[WikiEN-l] Fwd: [Foundation-l] Board statement regarding biographies of l...
Delirium
delirium at hackish.org
Thu Apr 23 10:22:24 UTC 2009
David Gerard wrote:
> I think they do have meaning on an objective factual level. e.g. If
> the NYT gets a birthdate wrong and this error is perpetuated, that
> doesn't make it right however well cited it is.
>
> But that's a detail, not the point. Is there a formulation of what I
> said (the necessity of immediatism, the lack of the luxury of
> eventualism) that you'd agree with?
>
Not the person to whom you're replying, but it seems to be to depend on
*why* the article is problematic.
Your immediatism/distinction seems to me to apply better in the easier
case, which isn't the one you mention with the NYT example, is where
it's clearly our fault: we've missummarized the sources or in some way
produced a misleading article, which could be corrected by writing a
better one from the same or better reliable sources. In those cases, the
basic problem with the article is something that would be a problem with
any Wikipedia article, and the only difference with BLPs that we need to
be quicker and stricter about fixing the problem.

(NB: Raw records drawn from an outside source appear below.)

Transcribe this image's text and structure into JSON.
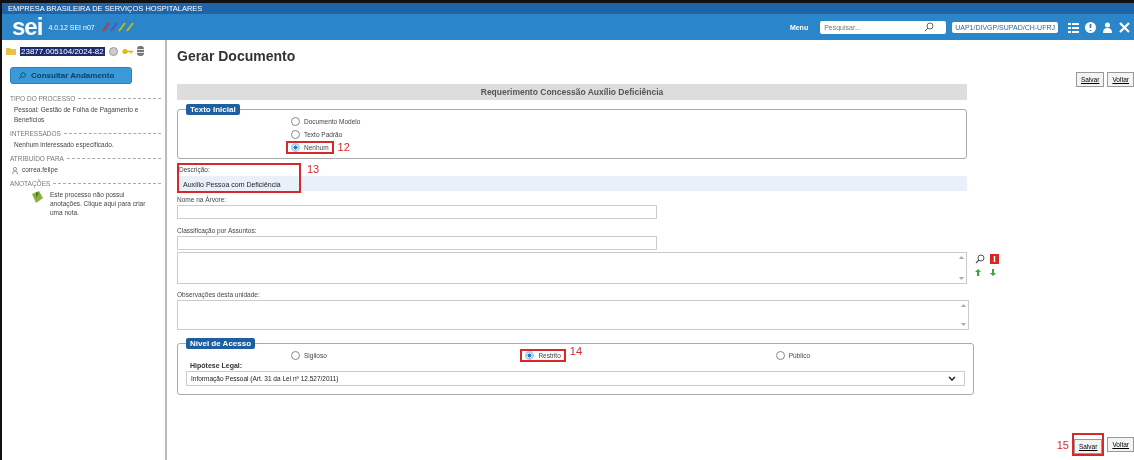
{
  "header": {
    "organization": "EMPRESA BRASILEIRA DE SERVIÇOS HOSPITALARES",
    "logo": "sei",
    "version": "4.0.12 SEI n07",
    "menu": "Menu",
    "search": {
      "placeholder": "Pesquisar..."
    },
    "unit": "UAP1/DIVGP/SUPAD/CH-UFRJ"
  },
  "sidebar": {
    "process_number": "23877.005104/2024-82",
    "consult_button": "Consultar Andamento",
    "sections": [
      {
        "title": "TIPO DO PROCESSO",
        "kind": "text",
        "text": "Pessoal: Gestão de Folha de Pagamento e Benefícios"
      },
      {
        "title": "INTERESSADOS",
        "kind": "text",
        "text": "Nenhum interessado especificado."
      },
      {
        "title": "ATRIBUÍDO PARA",
        "kind": "user",
        "text": "correa.felipe"
      },
      {
        "title": "ANOTAÇÕES",
        "kind": "note",
        "text": "Este processo não possui anotações. Clique aqui para criar uma nota."
      }
    ]
  },
  "page": {
    "title": "Gerar Documento",
    "top_buttons": [
      "Salvar",
      "Voltar"
    ],
    "document_type": "Requerimento Concessão Auxílio Deficiência",
    "initial_text": {
      "legend": "Texto Inicial",
      "options": [
        {
          "label": "Documento Modelo",
          "selected": false
        },
        {
          "label": "Texto Padrão",
          "selected": false
        },
        {
          "label": "Nenhum",
          "selected": true,
          "callout": "12"
        }
      ]
    },
    "description": {
      "label": "Descrição:",
      "value": "Auxílio Pessoa com Deficiência",
      "callout": "13"
    },
    "tree_name": {
      "label": "Nome na Árvore:"
    },
    "classification": {
      "label": "Classificação por Assuntos:"
    },
    "observations": {
      "label": "Observações desta unidade:"
    },
    "access": {
      "legend": "Nível de Acesso",
      "options": [
        {
          "label": "Sigiloso",
          "selected": false
        },
        {
          "label": "Restrito",
          "selected": true,
          "callout": "14"
        },
        {
          "label": "Público",
          "selected": false
        }
      ],
      "legal_label": "Hipótese Legal:",
      "legal_value": "Informação Pessoal (Art. 31 da Lei nº 12.527/2011)"
    },
    "bottom_buttons": [
      {
        "label": "Salvar",
        "callout": "15"
      },
      {
        "label": "Voltar"
      }
    ]
  }
}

But a particularly problematic case that you seem to be nodding towards
are those were we *have*, at least more or less, correctly summarized
the available reliable sources, but it's alleged that the sources
themselves are wrong, despite no good contravening sources. In those
cases, it doesn't seem like a problem with the *encyclopedia* per se,
insofar as encyclopedias are just tertiary sources collecting a bunch of
stuff from elsewhere. It's rather a problem with the rest of the world
not having their story right. And it seems a lot more tricky for us to
start deciding which things involving external consensus we're not going
to summarize due to our suspicions that they might be wrong, and harmful
if so. These are hardly limited to BLPs; I'd say propagating
inflammatory misinformation about, say, a recent massacre, is a lot more
virulent a falsehood with a greater potential for harm than a lot of the
BLP issues that come up. Is there a general solution to that? It seems
to be rapidly getting outside our competence to try to figure out, even
for cases where misinformation would be harmful, which parts of external
consensus are wrong, and how we can determine it.